The UNDP resident coordinator further indicated that The Gambia 2020 integrated household survey (2010 IHS) showed that 48.4 per cent of the population is living below the poverty line of US$1.25 per day.

This shows a decline from the 58 per cent poverty rate in 2003, she noted, asserting that poverty is higher in the rural area with 73.9 per cent compared to the urban areas with 32.7 per cent.

Poverty will not be halved if efforts are not accelerated, particularly in the agricultural sector, which employs over 75 per cent, she further stated.

Commercial agriculture generates increased productivity and opportunities for value addition through the value chain, hence contributes to increasing national income and reducing poverty.

When commercial agriculture is linked with small-holder farmers, it positively impacts as an input for increased production, especially of the commercial farm act as market outlet for small-holder farmers, the UNDP country coordinator continued.

Ms Lekoetje also stated that The Gambia’s Vision 2020 development blueprint “seeks to consolidate the positive development outcomes” attained in previous and ongoing medium-term development strategies, to significantly increase the welfare of the Gambia’s population through accelerated and sustained economic growth and employment.

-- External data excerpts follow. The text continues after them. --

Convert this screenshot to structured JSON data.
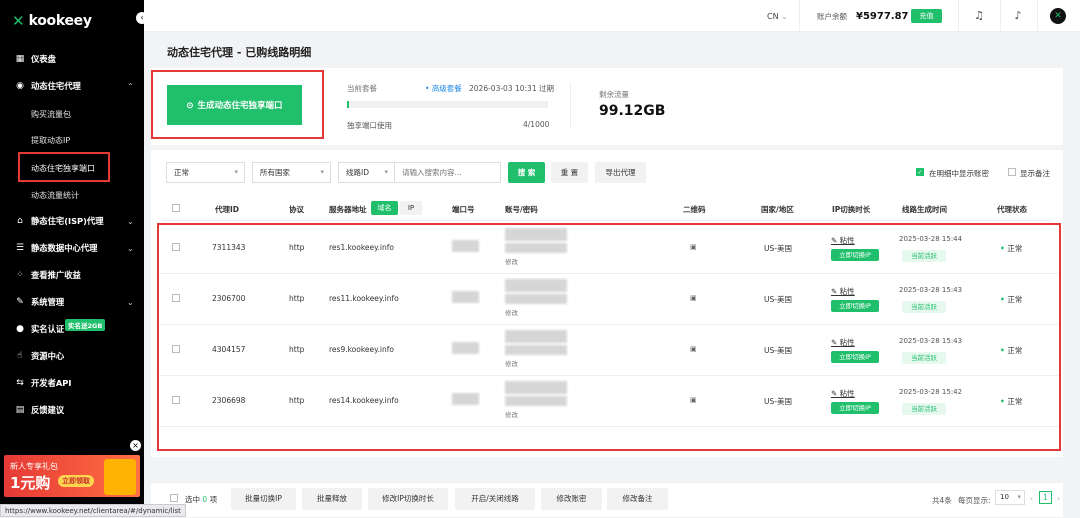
{
  "brand": {
    "name": "kookeey"
  },
  "sidebar": {
    "items": [
      {
        "label": "仪表盘",
        "icon": "dashboard-icon"
      },
      {
        "label": "动态住宅代理",
        "icon": "globe-icon",
        "expanded": true,
        "children": [
          "购买流量包",
          "提取动态IP",
          "动态住宅独享端口",
          "动态流量统计"
        ]
      },
      {
        "label": "静态住宅(ISP)代理",
        "icon": "home-icon"
      },
      {
        "label": "静态数据中心代理",
        "icon": "server-icon"
      },
      {
        "label": "查看推广收益",
        "icon": "share-icon"
      },
      {
        "label": "系统管理",
        "icon": "edit-icon"
      },
      {
        "label": "实名认证",
        "icon": "user-icon",
        "badge": "实名送2GB"
      },
      {
        "label": "资源中心",
        "icon": "hand-icon"
      },
      {
        "label": "开发者API",
        "icon": "api-icon"
      },
      {
        "label": "反馈建议",
        "icon": "feedback-icon"
      }
    ],
    "promo": {
      "line1": "新人专享礼包",
      "line2": "1元购",
      "button": "立即领取"
    }
  },
  "topbar": {
    "language": "CN",
    "balance_label": "账户余额",
    "balance": "¥5977.87",
    "recharge": "充值"
  },
  "page": {
    "title": "动态住宅代理 - 已购线路明细"
  },
  "package": {
    "generate_button": "生成动态住宅独享端口",
    "current_label": "当前套餐",
    "tier": "高级套餐",
    "expiry": "2026-03-03 10:31 过期",
    "port_usage_label": "独享端口使用",
    "port_usage": "4/1000",
    "port_usage_fraction": 0.004,
    "remaining_label": "剩余流量",
    "remaining": "99.12GB"
  },
  "filters": {
    "status": "正常",
    "country": "所有国家",
    "field": "线路ID",
    "search_placeholder": "请输入搜索内容...",
    "search_button": "搜 索",
    "reset_button": "重 置",
    "export_button": "导出代理",
    "show_account_label": "在明细中显示账密",
    "show_account_checked": true,
    "show_note_label": "显示备注",
    "show_note_checked": false
  },
  "table": {
    "headers": {
      "id": "代理ID",
      "protocol": "协议",
      "server": "服务器地址",
      "domain_tab": "域名",
      "ip_tab": "IP",
      "port": "端口号",
      "account": "账号/密码",
      "qrcode": "二维码",
      "region": "国家/地区",
      "ip_switch": "IP切换时长",
      "created": "线路生成时间",
      "status": "代理状态"
    },
    "row_labels": {
      "modify": "修改",
      "sticky": "粘性",
      "switch_now": "立即切换IP",
      "active": "当前活跃"
    },
    "rows": [
      {
        "id": "7311343",
        "protocol": "http",
        "server": "res1.kookeey.info",
        "region": "US-美国",
        "created": "2025-03-28 15:44",
        "status": "正常"
      },
      {
        "id": "2306700",
        "protocol": "http",
        "server": "res11.kookeey.info",
        "region": "US-美国",
        "created": "2025-03-28 15:43",
        "status": "正常"
      },
      {
        "id": "4304157",
        "protocol": "http",
        "server": "res9.kookeey.info",
        "region": "US-美国",
        "created": "2025-03-28 15:43",
        "status": "正常"
      },
      {
        "id": "2306698",
        "protocol": "http",
        "server": "res14.kookeey.info",
        "region": "US-美国",
        "created": "2025-03-28 15:42",
        "status": "正常"
      }
    ]
  },
  "bottom": {
    "selected_prefix": "选中",
    "selected_count": "0",
    "selected_suffix": "项",
    "actions": [
      "批量切换IP",
      "批量释放",
      "修改IP切换时长",
      "开启/关闭线路",
      "修改账密",
      "修改备注"
    ],
    "total": "共4条",
    "page_size_label": "每页显示:",
    "page_size": "10",
    "current_page": "1"
  },
  "status_url": "https://www.kookeey.net/clientarea/#/dynamic/list"
}
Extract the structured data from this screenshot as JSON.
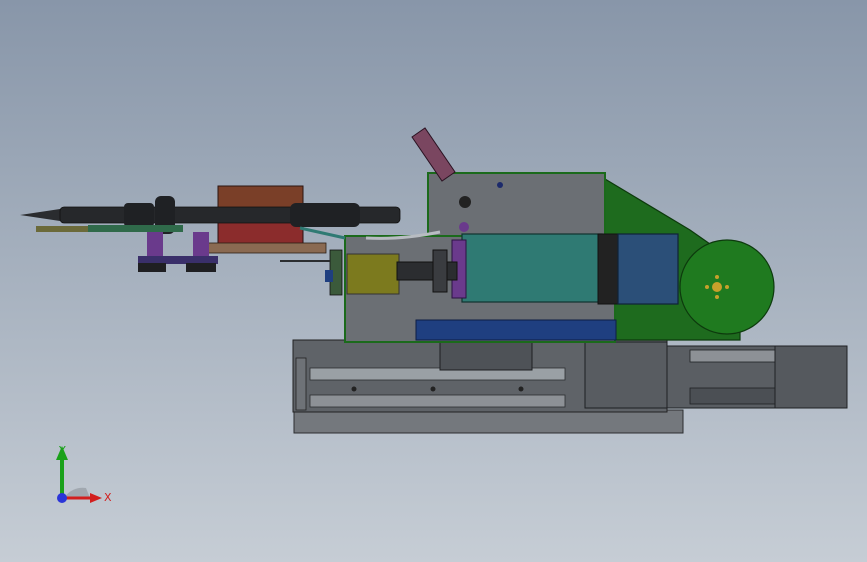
{
  "viewport": {
    "background_top": "#8896a9",
    "background_bottom": "#c6cdd5"
  },
  "triad": {
    "y_label": "Y",
    "x_label": "X",
    "y_color": "#1aa11a",
    "x_color": "#d21f1f",
    "z_color": "#2a35d8"
  },
  "colors": {
    "housing_plate": "#6b6f74",
    "green_bracket": "#1e6b1e",
    "teal_motor": "#2f7a73",
    "blue_motor": "#2b4f78",
    "red_block": "#8b2c2c",
    "brown_block": "#7a3f28",
    "purple_part": "#6a3a8c",
    "olive_block": "#7c7a1e",
    "rail_grey": "#8d9196",
    "base_grey": "#74787d"
  }
}
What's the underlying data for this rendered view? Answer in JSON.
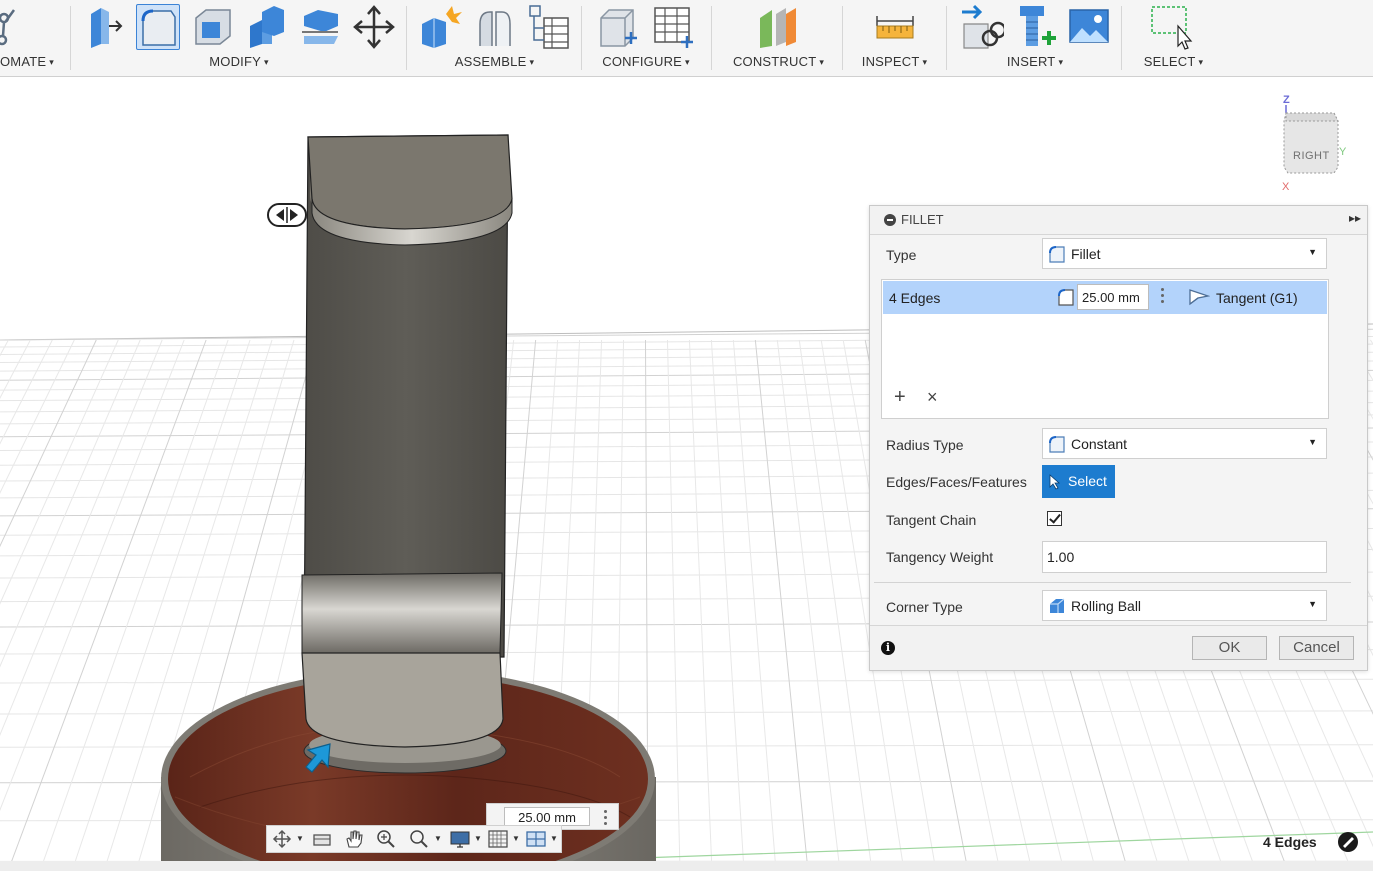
{
  "toolbar": {
    "groups": [
      {
        "label": "AUTOMATE",
        "display": "OMATE"
      },
      {
        "label": "MODIFY"
      },
      {
        "label": "ASSEMBLE"
      },
      {
        "label": "CONFIGURE"
      },
      {
        "label": "CONSTRUCT"
      },
      {
        "label": "INSPECT"
      },
      {
        "label": "INSERT"
      },
      {
        "label": "SELECT"
      }
    ],
    "caret": "▾",
    "active_tool": "fillet-tool",
    "accent_color": "#1d7ccf"
  },
  "viewcube": {
    "face_label": "RIGHT",
    "axis_z": "Z",
    "axis_y": "Y",
    "axis_x": "X"
  },
  "fillet_panel": {
    "title": "FILLET",
    "expand_glyph": "▸▸",
    "type_label": "Type",
    "type_value": "Fillet",
    "edges_label": "4 Edges",
    "radius_value": "25.00 mm",
    "continuity_value": "Tangent (G1)",
    "add_glyph": "+",
    "remove_glyph": "×",
    "radius_type_label": "Radius Type",
    "radius_type_value": "Constant",
    "selection_label": "Edges/Faces/Features",
    "select_button": "Select",
    "tangent_chain_label": "Tangent Chain",
    "tangent_chain_checked": true,
    "tangency_weight_label": "Tangency Weight",
    "tangency_weight_value": "1.00",
    "corner_type_label": "Corner Type",
    "corner_type_value": "Rolling Ball",
    "info_glyph": "i",
    "ok_label": "OK",
    "cancel_label": "Cancel",
    "dropdown_caret": "▼"
  },
  "canvas": {
    "dimension_value": "25.00 mm",
    "status_text": "4 Edges"
  },
  "nav_bar": {
    "items": [
      "orbit-icon",
      "look-at-icon",
      "pan-icon",
      "zoom-icon",
      "zoom-window-icon",
      "display-settings-icon",
      "grid-settings-icon",
      "viewports-icon"
    ]
  }
}
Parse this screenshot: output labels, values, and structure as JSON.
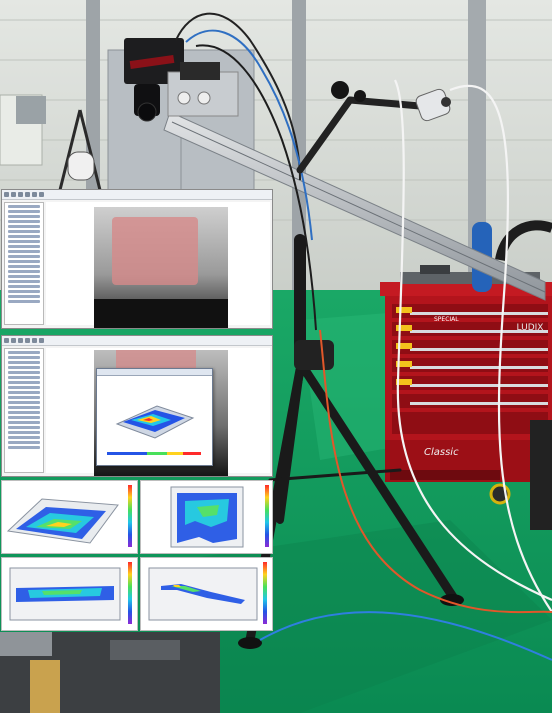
{
  "scene": {
    "description_tags": [
      "warehouse-wall",
      "camera-rig",
      "tool-cabinet",
      "tripod",
      "green-floor"
    ],
    "cabinet_brand_text": "LUDIX",
    "cabinet_model_text": "Classic",
    "cabinet_label_text": "SPECIAL"
  },
  "colors": {
    "floor_green": "#0f9b5e",
    "cabinet_red": "#b3141c",
    "wall_gray": "#d9dcd8",
    "rail_silver": "#b9bdc2",
    "highlight_pink": "#d68a8a"
  },
  "overlays": {
    "software_windows": 2,
    "result_panels": 4
  }
}
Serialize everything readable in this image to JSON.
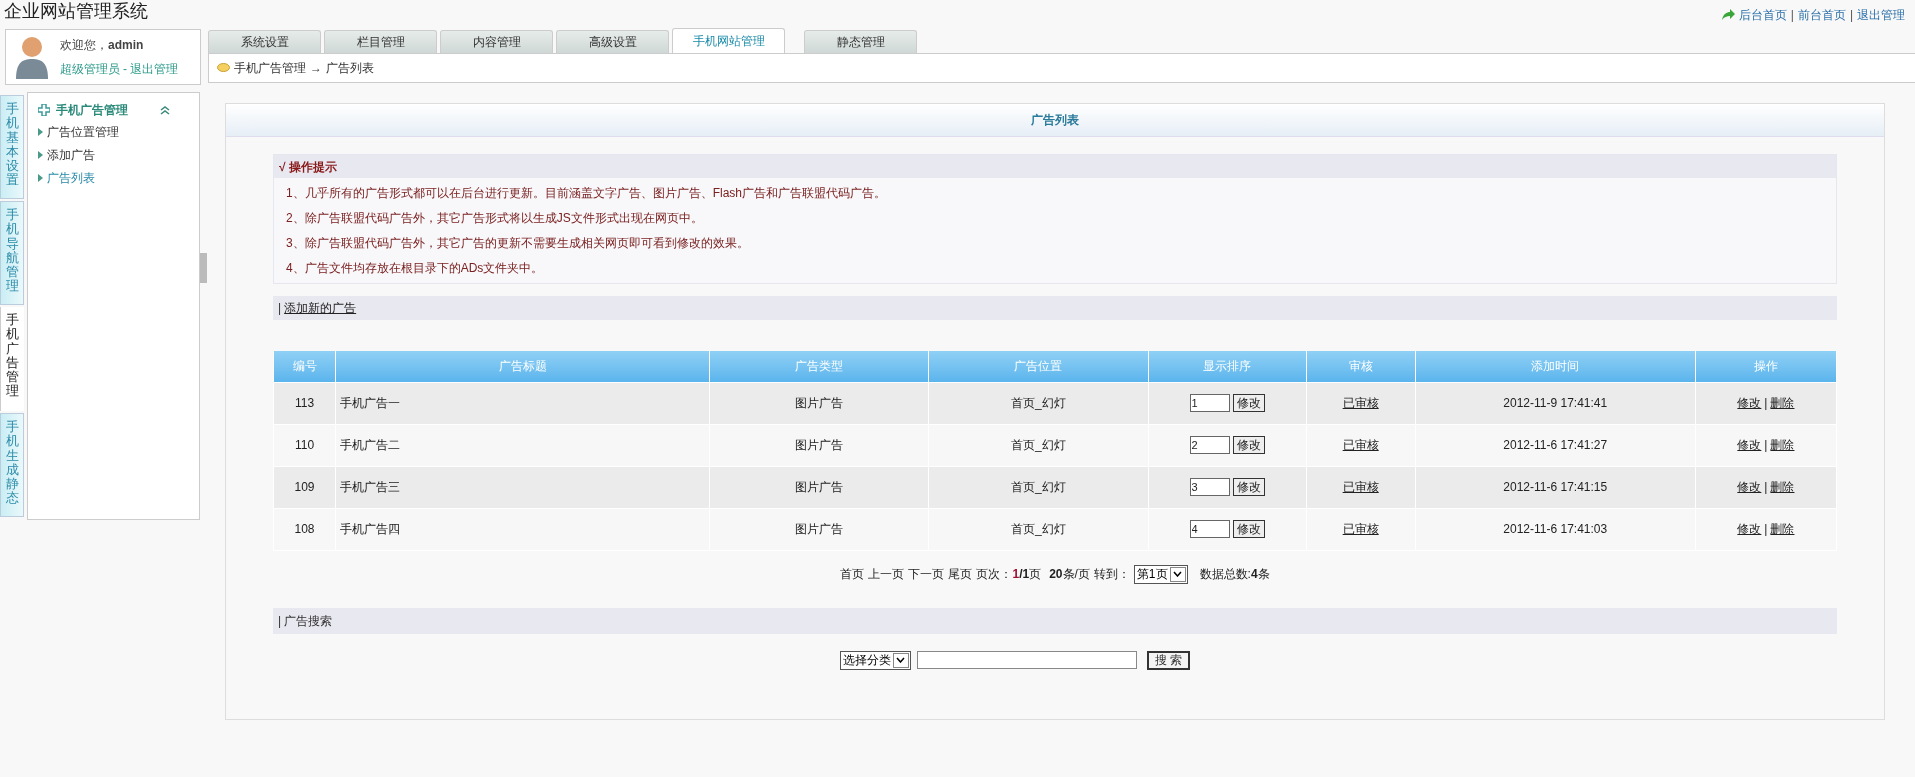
{
  "header": {
    "title": "企业网站管理系统",
    "links": [
      "后台首页",
      "前台首页",
      "退出管理"
    ],
    "link_separator": "|"
  },
  "user": {
    "greeting": "欢迎您，",
    "name": "admin",
    "role": "超级管理员",
    "separator": "-",
    "logout": "退出管理"
  },
  "tabs": [
    {
      "label": "系统设置",
      "selected": false
    },
    {
      "label": "栏目管理",
      "selected": false
    },
    {
      "label": "内容管理",
      "selected": false
    },
    {
      "label": "高级设置",
      "selected": false
    },
    {
      "label": "手机网站管理",
      "selected": true
    },
    {
      "label": "静态管理",
      "selected": false
    }
  ],
  "breadcrumb": {
    "items": [
      "手机广告管理",
      "广告列表"
    ],
    "separator": "→"
  },
  "side_tabs": [
    {
      "label": "手机基本设置",
      "selected": false
    },
    {
      "label": "手机导航管理",
      "selected": false
    },
    {
      "label": "手机广告管理",
      "selected": true
    },
    {
      "label": "手机生成静态",
      "selected": false
    }
  ],
  "menu": {
    "title": "手机广告管理",
    "expanded": true,
    "items": [
      "广告位置管理",
      "添加广告",
      "广告列表"
    ]
  },
  "panel_title": "广告列表",
  "tips": {
    "title": "√ 操作提示",
    "items": [
      "1、几乎所有的广告形式都可以在后台进行更新。目前涵盖文字广告、图片广告、Flash广告和广告联盟代码广告。",
      "2、除广告联盟代码广告外，其它广告形式将以生成JS文件形式出现在网页中。",
      "3、除广告联盟代码广告外，其它广告的更新不需要生成相关网页即可看到修改的效果。",
      "4、广告文件均存放在根目录下的ADs文件夹中。"
    ]
  },
  "add_bar": {
    "prefix": "|",
    "link": "添加新的广告"
  },
  "table": {
    "columns": [
      "编号",
      "广告标题",
      "广告类型",
      "广告位置",
      "显示排序",
      "审核",
      "添加时间",
      "操作"
    ],
    "rows": [
      {
        "id": "113",
        "title": "手机广告一",
        "type": "图片广告",
        "position": "首页_幻灯",
        "order": "1",
        "order_button": "修改",
        "status": "已审核",
        "time": "2012-11-9 17:41:41",
        "actions": [
          "修改",
          "删除"
        ]
      },
      {
        "id": "110",
        "title": "手机广告二",
        "type": "图片广告",
        "position": "首页_幻灯",
        "order": "2",
        "order_button": "修改",
        "status": "已审核",
        "time": "2012-11-6 17:41:27",
        "actions": [
          "修改",
          "删除"
        ]
      },
      {
        "id": "109",
        "title": "手机广告三",
        "type": "图片广告",
        "position": "首页_幻灯",
        "order": "3",
        "order_button": "修改",
        "status": "已审核",
        "time": "2012-11-6 17:41:15",
        "actions": [
          "修改",
          "删除"
        ]
      },
      {
        "id": "108",
        "title": "手机广告四",
        "type": "图片广告",
        "position": "首页_幻灯",
        "order": "4",
        "order_button": "修改",
        "status": "已审核",
        "time": "2012-11-6 17:41:03",
        "actions": [
          "修改",
          "删除"
        ]
      }
    ],
    "action_separator": "|"
  },
  "pagination": {
    "links": [
      "首页",
      "上一页",
      "下一页",
      "尾页"
    ],
    "page_label": "页次：",
    "current": "1",
    "total": "/1",
    "page_unit": "页",
    "per_page": "20",
    "per_page_unit": "条/页",
    "goto_label": "转到：",
    "goto_value": "第1页",
    "count_label": "数据总数:",
    "count": "4",
    "count_unit": "条"
  },
  "search": {
    "prefix": "|",
    "title": "广告搜索",
    "category": "选择分类",
    "button": "搜 索"
  }
}
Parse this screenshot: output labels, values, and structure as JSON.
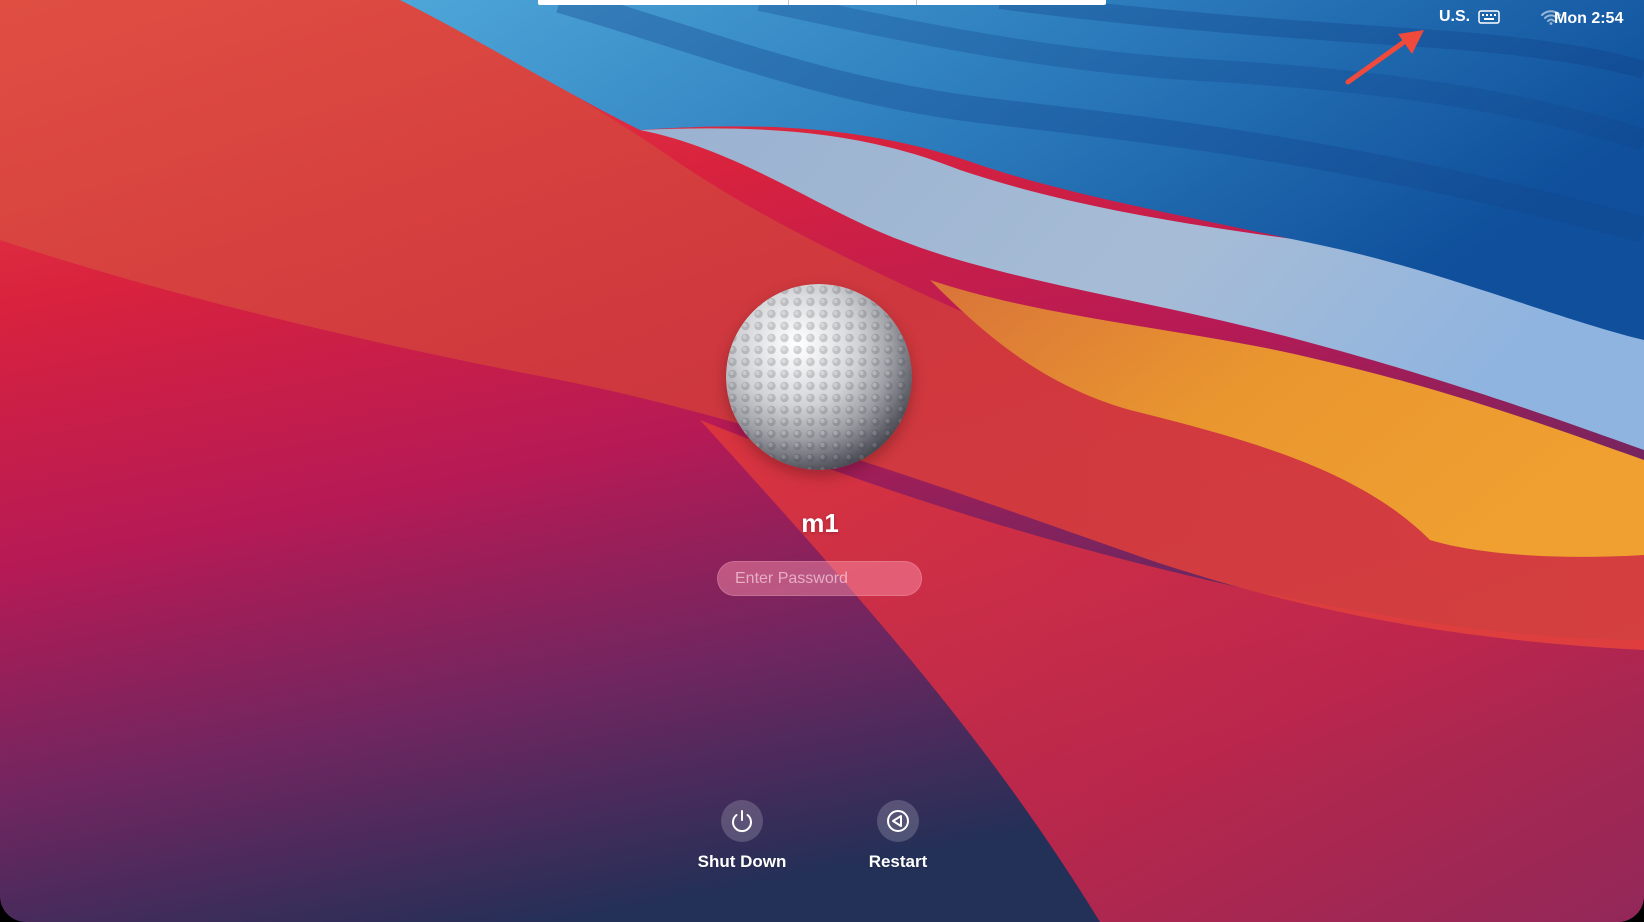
{
  "menubar": {
    "input_source": "U.S.",
    "input_source_icon": "keyboard-icon",
    "wifi_icon": "wifi-icon",
    "clock": "Mon 2:54"
  },
  "annotation": {
    "arrow_icon": "arrow-icon",
    "color": "#f04a3c"
  },
  "login": {
    "avatar_icon": "golf-ball-avatar",
    "user_name": "m1",
    "password_placeholder": "Enter Password"
  },
  "actions": {
    "shut_down": {
      "label": "Shut Down",
      "icon": "power-icon"
    },
    "restart": {
      "label": "Restart",
      "icon": "restart-icon"
    }
  }
}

“The development goal of Vision 2020 and PAGE is especially anchored on rapid growth and structural transformation of agriculture that enhance wealth creation and expansion of employment opportunities in the economy,” she added.

According to the UNDP representative, there is need to create conditions that would enable agriculture, the manufacturing and service industries to play a key role in the economy, as they are top priorities for the Gambia government.

She said the project is out to strengthen the agricultural production system and facilitate access to markets for targeted value chains among small- and medium-scale commercial farmers, most importantly in the selected value chains of rice and vegetable, for which “accessible markets exist and productivity gains are achievable through adoption of proven technologies.”

The project would go a long way in addressing key developmental challenges of the country, she declared.